While the purposes of these songs and calls are yet to be understood, other instances of vocal displays have been associated with specific behaviours. Notably, males are believed to emit many different territorial calls, which often include the mimicry of other birds. Additionally, breeding pairs have been heard vocalizing to cue bouts of foraging behaviour, where the female will break from incubating for a short period of time. Vocal activity occurs most often in the morning.

=== Diet ===
The Antioquia brushfinch is an omnivore that feeds on a variety of fruits, seeds, nectar and insects. The birds were observed foraging for invertebrates by stripping both larval and adult insects off plants, as well as pecking in wood to find them. Fruits and seeds were collected from plants such as Berberis medellinensis, Weinmannia pubescens and Vaccinium meridionale. When feeding on nectar, the birds have been observed to tear the flowers off for better access to the nutrients.

=== Reproduction ===
Reproductive activity in A. blancae is at its highest in May, though breeding season generally spans from late February to early August. The timing of reproduction coincides with greater day length, and increased precipitation. There are two rainy seasons per year in the region, but only the first triggers reproductive behaviour. Overall, these seasonal patterns are similar to most Atlapetes species.

Observations of nesting are limited, but the species has been documented to build low-to-the-ground, cup-shaped nests using dry plant material. The observed nest was 10 cm wide, 9.5 cm long, 8 cm high, 5 cm deep, and contained two eggs that had white and reddish-brown spots concentrated towards the base. Overall, these characteristics are typical of Atlapetes species.

The male and female appear to have distinct breeding roles, where males guard the nest, emitting territorial calls and the female incubates the eggs. This incubation was reported to last twenty days, which is relatively long compared to other members of the genus.

== Conservation ==
The species is considered critically endangered by the IUCN Red List, with only 405 individuals living in a small, highly fragmented area of 322 hectares. The bird's decline is primarily attributed to habitat loss from agriculture and pastureland expansion. These land-use changes also benefit Shiny Cowbirds, which are known to be brood parasites for other brushfinches. Additionally, the population is distributed in two isolated patches, further increasing the risk of inbreeding. In addition, protected areas in the region have little to no overlap with A. blancae’s range, and do not contain its preferred habitats. However, despite their low population size, recent studies indicate a healthy sex ratio, with a 45% chance of being a male.

Since its rediscovery, researchers have highlighted key targets for conservation action. Specifically, increasing protection for low-growing shrubs and thickets, which are not usually considered important for conservation. Farming techniques should also be remodeled to reduce their effects on the bird, meaning community members and farmers should be included in preservation initiatives. Pastures should incorporate wildlife corridors of low-growing trees and shrubs to increase the connectivity of the brushfinch’s habitat. Additionally, fences could be used to envelope small wetland areas within pastures, to avoid trampling and grazing by livestock.

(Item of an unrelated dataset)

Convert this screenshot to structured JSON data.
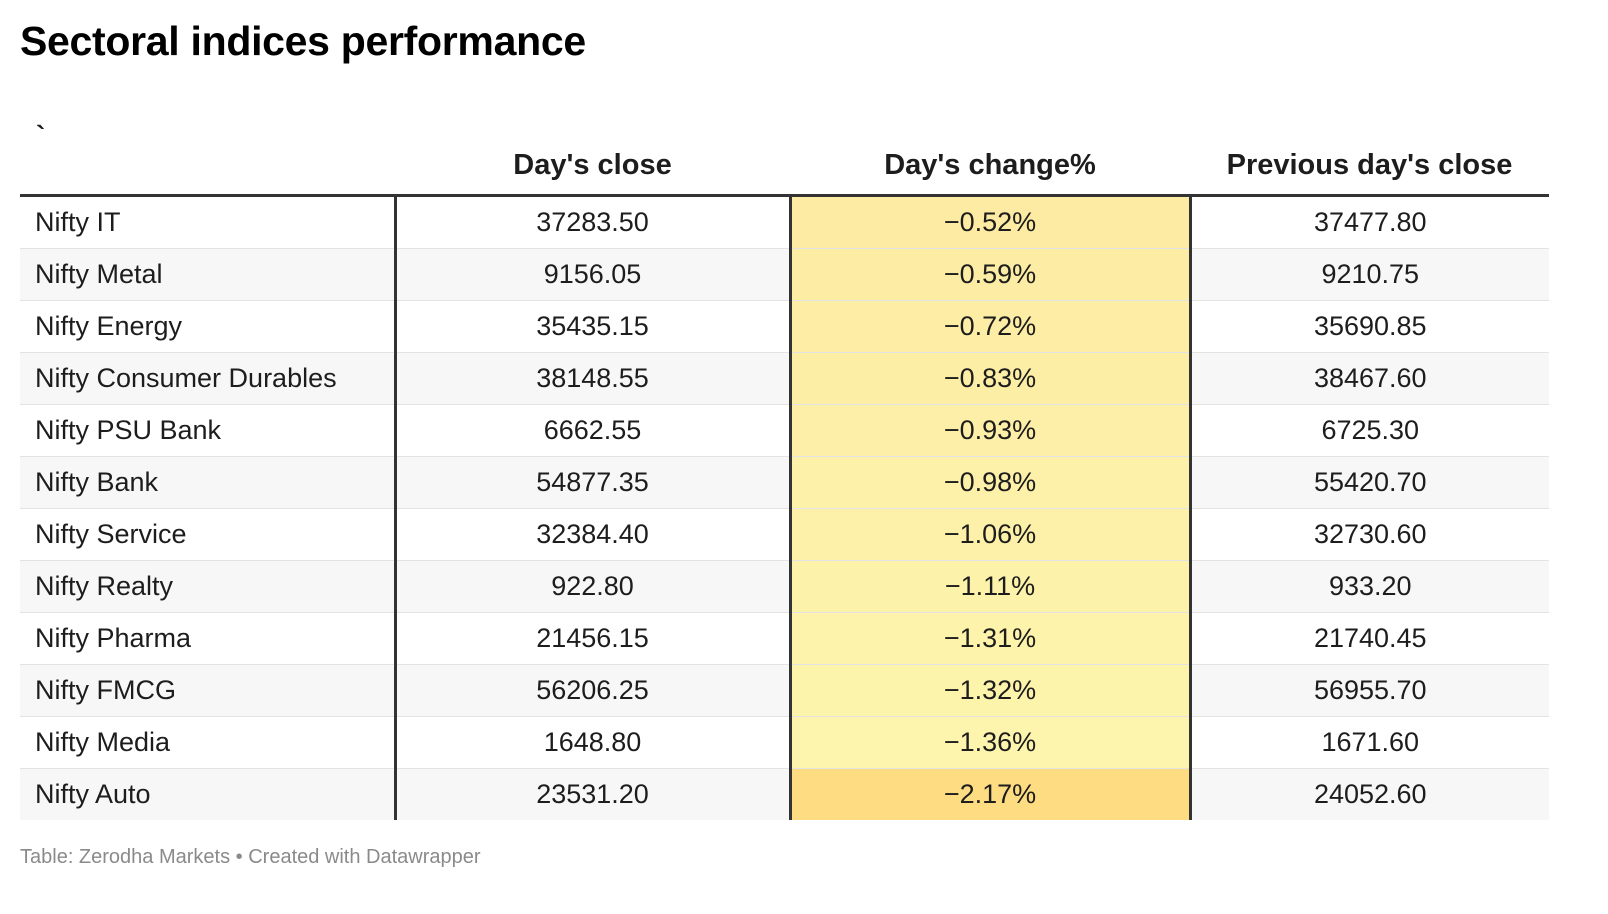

Currently, two sites in the Santa de Osos municipality and one in the San Pedro de los Milagros municipality are recognized as critical habitats. Both support high A. blancae density and suitable vegetation, making them high priority for conservation. Additionally, researchers have proposed surveys in two strips of land that have good connectivity and ideal habitat conditions. The first is between San Rosa de Osas and Angostura, while the second is at the edge of Bello and San Pedro de los Milagros, and could both contain undiscovered populations.